“被發現什麼?我們之間又沒什麼。謠言而已,不必在意。”隗絮十分淡定地安慰秦常念,輕輕地将她擋着臉的手拿下來,“不怕。”
秦常念呆呆地将手放在腿上,聽了隗絮的話,才得以靜下心來思考:是啊,我在害怕什麼呢?我沒做錯什麼,我和隗絮之間也沒有什麼。
人是社會性的動物,思維最容易被旁人的評價牽着走。秦常念仍然莫名地難以放下心中的憂慮,她看着隗絮點了點頭,笑了一下,閉上眼睛,深吸了一口氣,試圖平靜内心。
隗絮見她很掙紮的樣子,起身想拉她走,猶豫了一下,還是克制地拉住她的手腕。
這出乎秦常念的意料,她瞪大了眼睛看着隗絮。
“這些閑言碎語,不想聽便不聽,不要勉強自己。我帶你走。”隗絮堅決地說道,拉着秦常念就往外走。
這一刻,秦常念的心裡忽然湧起了感動。她跟在隗絮的身後,看着隗絮高大的背影,堅定得像能抵禦世間所有的黑暗,護住秦常念心裡的太陽。

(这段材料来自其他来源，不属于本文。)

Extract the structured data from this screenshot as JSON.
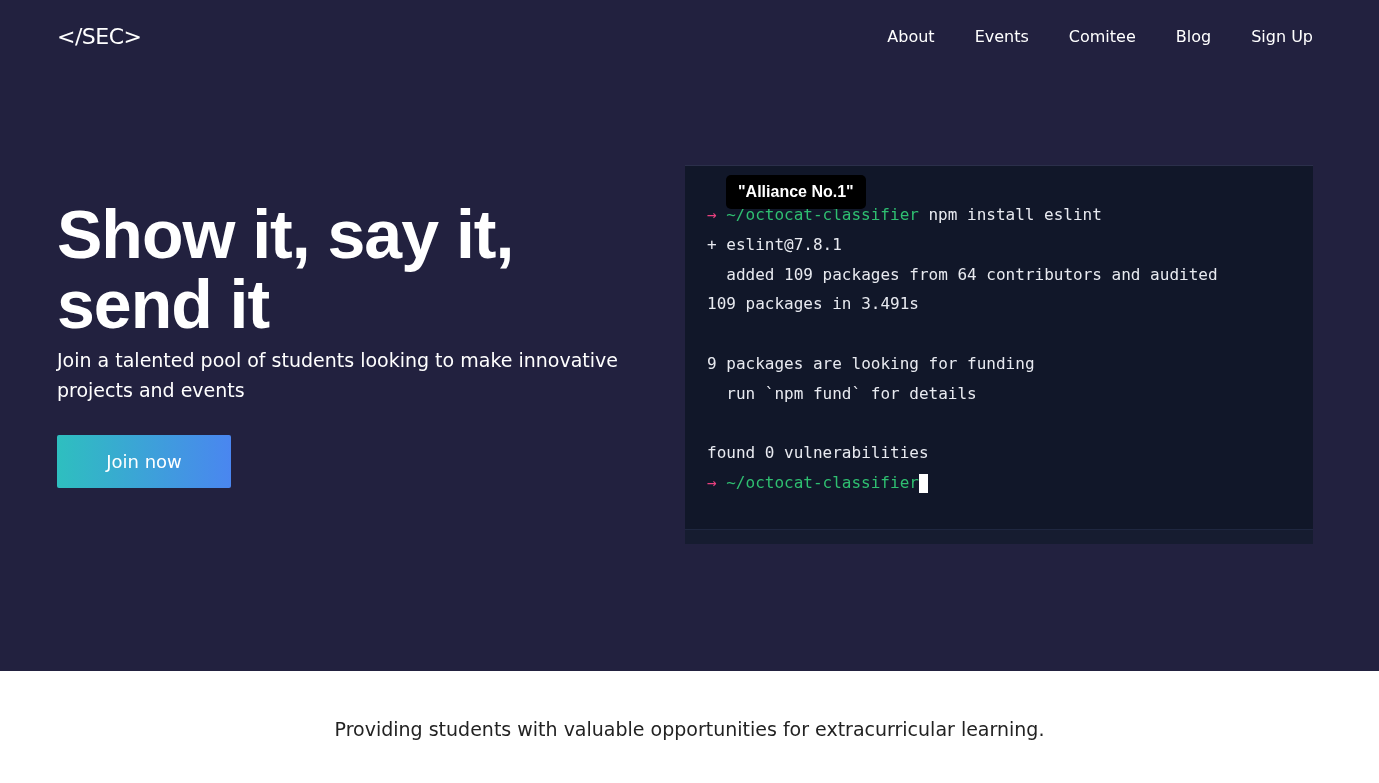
{
  "nav": {
    "logo": "</SEC>",
    "links": [
      "About",
      "Events",
      "Comitee",
      "Blog",
      "Sign Up"
    ]
  },
  "hero": {
    "headline": "Show it, say it, send it",
    "subtitle": "Join a talented pool of students looking to make innovative projects and events",
    "button": "Join now"
  },
  "terminal": {
    "tooltip": "\"Alliance No.1\"",
    "blocks": [
      {
        "lines": [
          {
            "segments": [
              {
                "kind": "arrow",
                "text": "→"
              },
              {
                "kind": "path",
                "text": "~/octocat-classifier"
              },
              {
                "kind": "plain",
                "text": "npm install eslint"
              }
            ]
          },
          {
            "segments": [
              {
                "kind": "plain",
                "text": "+ eslint@7.8.1"
              }
            ]
          },
          {
            "segments": [
              {
                "kind": "plain",
                "text": "  added 109 packages from 64 contributors and audited"
              }
            ]
          },
          {
            "segments": [
              {
                "kind": "plain",
                "text": "109 packages in 3.491s"
              }
            ]
          }
        ]
      },
      {
        "lines": [
          {
            "segments": [
              {
                "kind": "plain",
                "text": "9 packages are looking for funding"
              }
            ]
          },
          {
            "segments": [
              {
                "kind": "plain",
                "text": "  run `npm fund` for details"
              }
            ]
          }
        ]
      },
      {
        "lines": [
          {
            "segments": [
              {
                "kind": "plain",
                "text": "found 0 vulnerabilities"
              }
            ]
          },
          {
            "segments": [
              {
                "kind": "arrow",
                "text": "→"
              },
              {
                "kind": "path",
                "text": "~/octocat-classifier"
              }
            ],
            "cursor": true
          }
        ]
      }
    ]
  },
  "tagline": "Providing students with valuable opportunities for extracurricular learning."
}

秦常念突然就想沖動一把,她将手掌上移,握住了隗絮溫暖的手。
隗絮愣了一下,沒有掙脫,反而用力地回握住秦常念的手。
場子聊着八卦,很是熱鬧,沒有人會注意到這一對逃走的、故事裡的癡情男女。
除了在二樓的托着下巴看的李權執。
“有意思,看來無風不起浪啊,英雄還是難過美人關。”李權執輕蔑一笑,抿了口茶。
“四皇子,秦小姐将那茶盞摔了,不知是不是發現杯子有問題。”一個侍從彙報道。
“不可能,以她的能力,絕對看不出來。”李權執有十足的把握,在他看來,秦常念不過是個被寵壞的大小姐,“再說,若是看出來了,她從一開始便不會喝。”

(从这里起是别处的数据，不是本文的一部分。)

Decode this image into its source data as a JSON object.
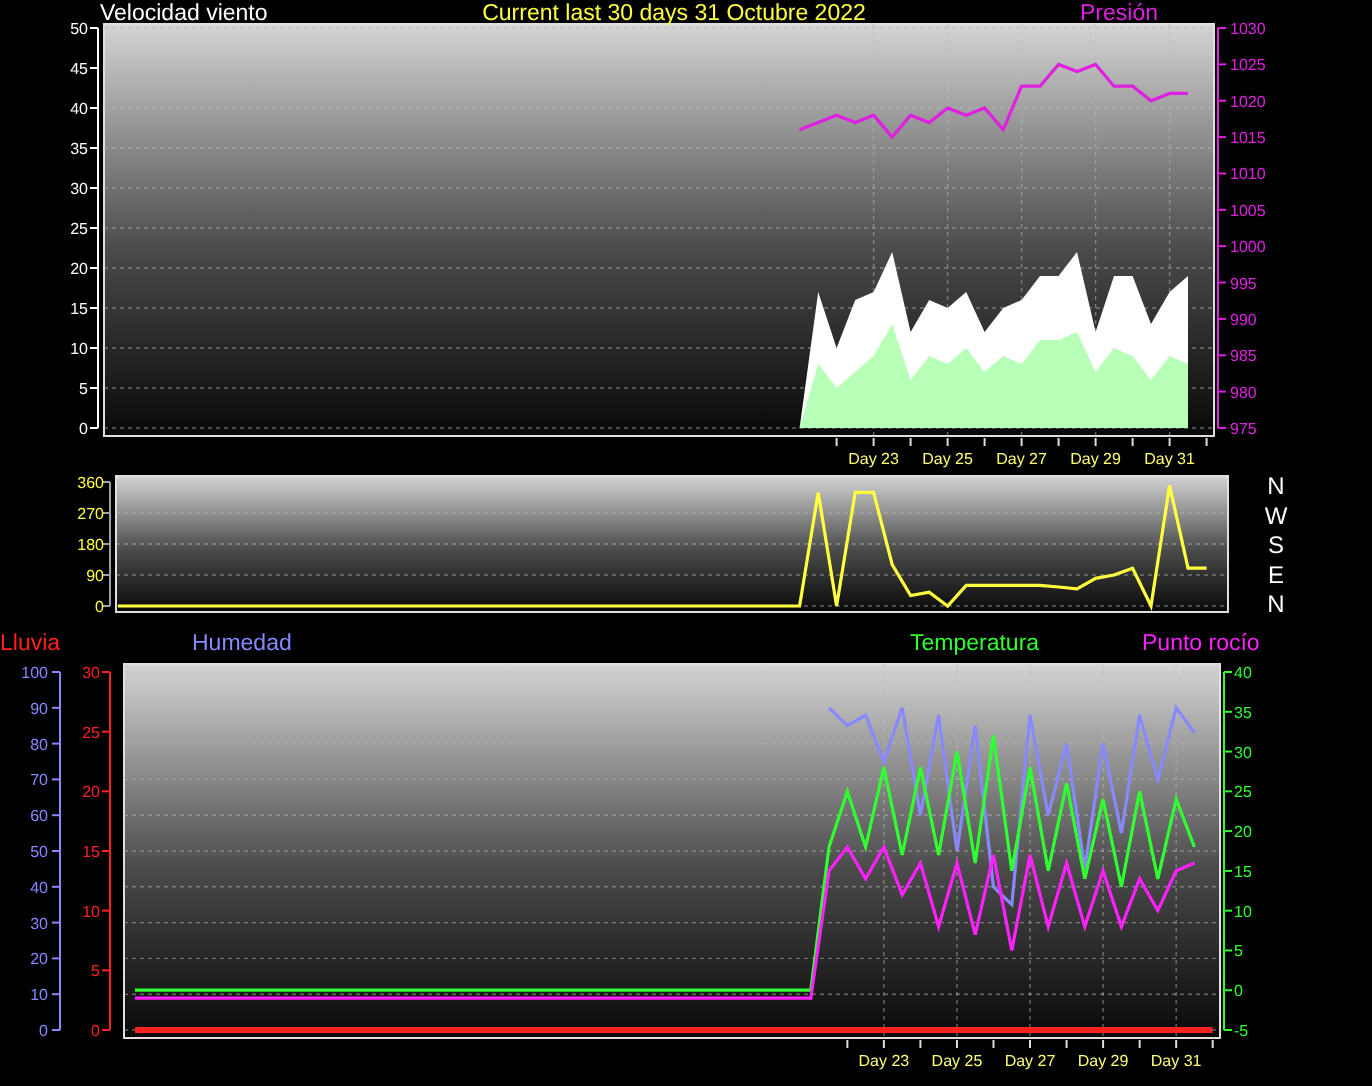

“可隻喝了一口,服下的劑量和接觸毒的時間怕是達不到毒發。需不需要再……”
“不必。本王有的是時間,陪他們慢慢玩。”李權執陰險地笑了一下,将手裡的杯子放在桌面上轉了一圈,“再把流言傳得猛烈些。”
“是,屬下這就去辦。”侍從躬身抱拳道。
李權執揮揮手,讓他趕緊下去。摸了摸自己手上的繃帶,是上次被花瓶碎片劃傷後包紮留下的痕迹,慢慢地說道:“戀人離心、互相猜忌,是世間最陰毒的報複。都用不着我動手,秦常念,我相信你很快就會把他乖乖地交出來的。”
自這出戲之後,關于漠北大小姐和敵國質子的愛情故事愈演愈烈,鬧得滿城風雨的,人們茶餘飯後時常都會談起。

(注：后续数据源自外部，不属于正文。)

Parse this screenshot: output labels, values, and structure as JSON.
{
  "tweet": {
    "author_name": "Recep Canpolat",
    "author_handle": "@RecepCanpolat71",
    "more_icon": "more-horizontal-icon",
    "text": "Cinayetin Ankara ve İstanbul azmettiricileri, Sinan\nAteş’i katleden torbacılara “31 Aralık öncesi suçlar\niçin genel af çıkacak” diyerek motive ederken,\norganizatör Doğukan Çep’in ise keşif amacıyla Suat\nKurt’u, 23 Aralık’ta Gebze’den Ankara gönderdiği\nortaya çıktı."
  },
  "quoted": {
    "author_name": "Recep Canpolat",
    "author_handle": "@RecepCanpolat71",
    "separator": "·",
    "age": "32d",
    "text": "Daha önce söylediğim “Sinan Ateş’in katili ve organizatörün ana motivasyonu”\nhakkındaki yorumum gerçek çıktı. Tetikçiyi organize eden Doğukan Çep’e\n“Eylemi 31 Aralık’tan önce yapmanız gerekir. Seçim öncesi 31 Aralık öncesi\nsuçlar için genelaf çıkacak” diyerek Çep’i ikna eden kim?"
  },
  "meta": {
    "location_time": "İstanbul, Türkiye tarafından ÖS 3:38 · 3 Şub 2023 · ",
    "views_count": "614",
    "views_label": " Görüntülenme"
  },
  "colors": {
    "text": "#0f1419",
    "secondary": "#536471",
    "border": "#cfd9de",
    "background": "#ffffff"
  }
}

出了這事以後,秦常念更加不知道怎麼對面隗絮了,躲他躲得更厲害了些。将軍府裡低落的低落、逃避的逃避、憂愁的憂愁,氣氛一下子降到低谷。
直到立春時節,迎春神的廟會開了,秦常念打算帶着子秋去玩一玩,被隗絮在府門口攔下。
“幹嘛?我是被傳謠言了,不是被通緝了,不至于連門都不能出了吧。”秦常念看着橫在自己面前的手,十分無奈。
“……帶上我一起去吧。”隗絮磕磕巴巴地說道,求人對他來講是太難以啟齒的事情。他看着地面不敢擡頭,“我可以保護你的。”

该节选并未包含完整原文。